A robust parameter for assessing the health status of an overall population is life expectancy. It can be calculated from the age-specific mortality risks for any desired time period. The calculation is mathematically challenging, especially if the mortality risks are only available in cohorts (and not in age cohorts by year). Excess mortality as an absolute or percentage number is the result of an "observed versus expected" method, and expected values assume data from the past and assumptions about how they will evolve.
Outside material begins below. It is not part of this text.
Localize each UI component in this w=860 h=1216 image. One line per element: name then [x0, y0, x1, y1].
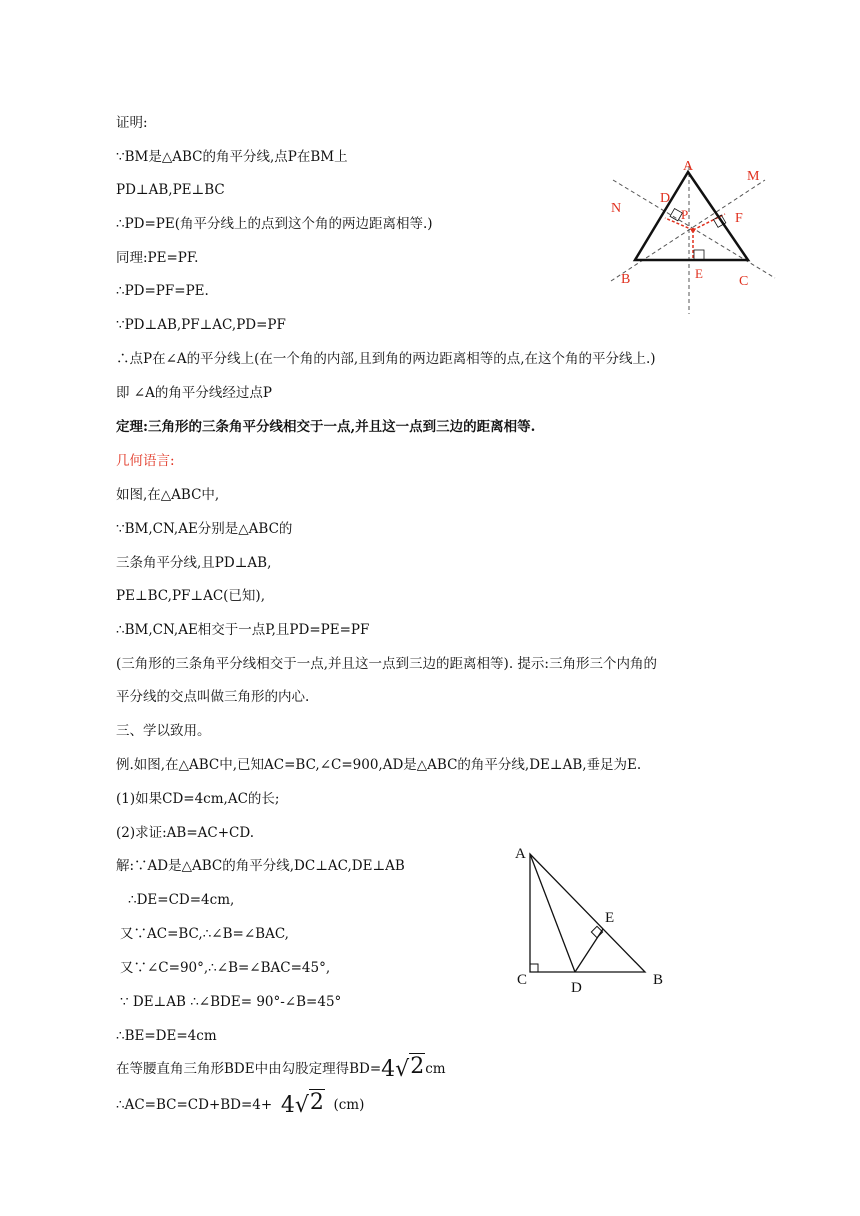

Life expectancy is different. Because it does not require information from the past, it is in this sense an incontestable quantity and a touchstone against which every mortality assessment must be measured. Admittedly, comparisons of life expectancies from different periods are used to assess the development.
Over time, a curve mirroring the mortality figures becomes visible (Fig. 2). In phases with excess mortality, life expectancy decreases and vice versa.
Fig. 2: Life expectancy trend since 2020 (orange) with forecast (blue) with scatter band (one standard deviation). The forecast was generated with an ARIMA model (Auto Regressive Integrated Moving Average) from the reference period 2016-2020.
Annual values of life expectancy increased over decades, but the increase slowed over time (Fig. 3). Until 2020, the values lined up along the trend line like a pearl necklace, with some outliers always followed by a countermovement in the year after.
Fig. 3: Long-term development of life expectancy with trend line (blue) from the years 2000-2020 (blue)
The record value was reached in 2019, and so the slight decline in 2020 was almost inevitable in accordance with the rule established above. Completely out of the ordinary, however, are the crashes in 2021 and 2022. Two subsequent years below trend, and the second even lower than the first, must be classified as a historical anomaly.
The updated population figures show stronger immigration than in previous years. It was strongest in the 0-30 cohort, with about 3% compared to the figures obtained by updating the end-2021 population. All age cohorts were significantly over-mortalized in 2022, but persons below the age of about 35 had a noticeably higher risk ratio than all other cohorts in 2022 (Fig. 4).
Fig. 4: Risk ratios of the year 2022 compared to the expected value by age with 95% confidence intervals
Looking back at the three pandemic years 2020-2022, a serious contradiction to the mainstream Corona narrative becomes apparent. While 2020 was exactly on trend in terms of life expectancy, it plummeted in 2021 and sagged further in 2022. This is inconsistent with the view that the C19 death counts collected by PCR testing according to WHO protocol had any relevance to the overall death incidence. Over the course of these three years and the various C19 variants, case fatality had not increased but at best decreased. Thus, life expectancy should have declined most sharply in 2020 rather than later. In summary, the figures suggest a massive deterioration in general health, especially in 2022, but not in 2020. This general finding is flanked by numerous anomalies in the analysis of temporal and age-related references, which has already been elaborated in the earlier heatmap article.
In 2023, the mortality wave from the end of 2022 initially had an impact. In a countermovement, life expectancy rose above the expected values at the beginning of the year. This was followed by a decline due to a wave of influenza. Since then, the trends in death rates and life expectancy have meandered along the expected values. The wave motion described is similar to the trajectories in 2020 and 2021.
In this article, I would like to limit myself to provide clear results. You, dear reader, can draw your own conclusions from this.
We should now consider the NHS as terrorists, the killing arm of the WHO terrorist organization.